A programme that saw more than two-thirds of 5,000 urine and blood samples taken at London 2012 re-analyzed to test for banned performance-enhancing drugs, leading to an Olympic record number of disqualifications, has sent a clear message that athletes who have cheated can never rest comfortably, it has been claimed.
Yesterday, the eight-year anniversary since the Closing Ceremony of the Games in Britain's capital, marked the date the statute of limitations under the Olympic Charter at the time expired.
According to Bill Mallon, the editor of Olympedia, a total of 139 athletes have so far been banned or disqualified from doping at London 2012, 65 of them caught in the re-analysis programme with only nine failing during the Games.
The figure includes 39 medalists, 13 of them Gold.
Three females in the Long Jump Finals, Ineta Radeviča, Anna Nazarova and Ineta Radevica were all disqualified for doping, while Karin Mey Melis did not start in the final. As a result they denied Bermuda’s Arantxa King of a spot in the Final, King finished 12th in the qualifications with 12 spots going to the final. Had these athletes been caught before the final, and the qualification leaps would have been the same, King would have placed 7th in the qualifications and a spot in the final.
It is the highest number of athletes ever to have been disqualified at an Olympic Games, beating the previous record of 81 at Beijing 2008.
World Anti-Doping Agency President Witold Bańka, however, claimed that the fact such a comprehensive programme of re-testing has been conducted means more athletes who should have won medals at the time are receiving credit for their performances.
"Re-analysis conducted on samples taken at the 2012 Olympic and Paralympic Games in London has proven to be effective," Bańka told insidethegames.

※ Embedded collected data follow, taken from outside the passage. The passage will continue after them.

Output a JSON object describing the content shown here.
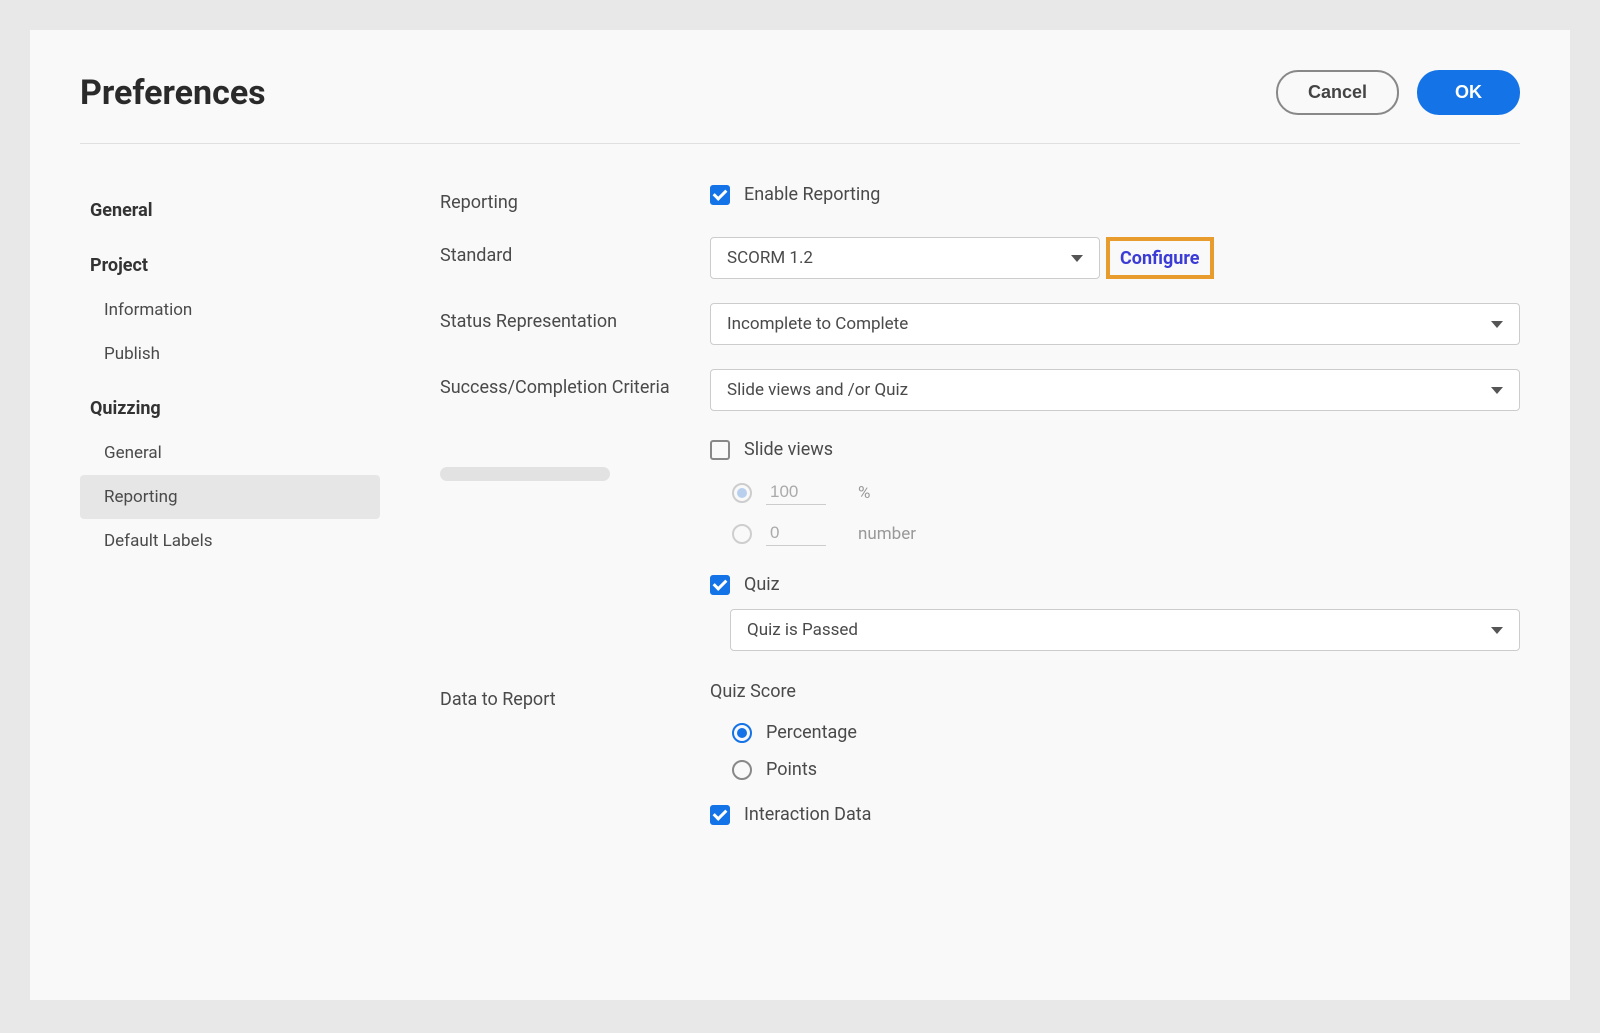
{
  "dialog": {
    "title": "Preferences",
    "buttons": {
      "cancel": "Cancel",
      "ok": "OK"
    }
  },
  "sidebar": {
    "groups": [
      {
        "title": "General",
        "items": []
      },
      {
        "title": "Project",
        "items": [
          {
            "label": "Information",
            "key": "information"
          },
          {
            "label": "Publish",
            "key": "publish"
          }
        ]
      },
      {
        "title": "Quizzing",
        "items": [
          {
            "label": "General",
            "key": "q-general"
          },
          {
            "label": "Reporting",
            "key": "reporting",
            "active": true
          },
          {
            "label": "Default Labels",
            "key": "default-labels"
          }
        ]
      }
    ]
  },
  "main": {
    "reporting": {
      "label": "Reporting",
      "enable_label": "Enable Reporting",
      "enable_checked": true
    },
    "standard": {
      "label": "Standard",
      "value": "SCORM 1.2",
      "configure": "Configure"
    },
    "status_rep": {
      "label": "Status Representation",
      "value": "Incomplete to Complete"
    },
    "criteria": {
      "label": "Success/Completion Criteria",
      "value": "Slide views and /or Quiz"
    },
    "slide_views": {
      "label": "Slide views",
      "checked": false,
      "percent_value": "100",
      "percent_unit": "%",
      "number_value": "0",
      "number_unit": "number"
    },
    "quiz": {
      "label": "Quiz",
      "checked": true,
      "condition_value": "Quiz is Passed"
    },
    "data_report": {
      "label": "Data to Report",
      "quiz_score_heading": "Quiz Score",
      "percentage_label": "Percentage",
      "points_label": "Points",
      "interaction_label": "Interaction Data",
      "interaction_checked": true
    }
  }
}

"It means that justice can be served – even if it is years later – thanks to new or improved detection methods.
"Athletes who unfairly missed out on medals can then enjoy their belated moment of glory and recognition.
"It sends a clear message that we will not stop seeking justice for those who have been cheated and that we will always stand beside the athletes who choose to compete clean."
The International Testing Agency, who have been conducting the programme on behalf of the International Olympic Committee (IOC), confirmed in June that they had completed the re-analysis of the London 2012 samples.
It is believed that up to a dozen cases are still be officially closed.
A total of 46 Russian athletes have been disqualified from London 2012, leading to the loss of 14 medals, including five gold.
Many were implicated as a result of the McLaren Report into allegations of state-sponsored doping in Russia.
Russia were followed by Ukraine with 17 athletes disqualified, Belarus with 15 and Turkey with 14.
Athletics was the sport which produced the largest number of disqualified athletes for doping with a total of 91 having their performances annulled.
Weightlifting followed with 34 and cycling and wrestling had four each.
Boxing, canoeing, gymnastics, judo, rowing and swimming all had one each.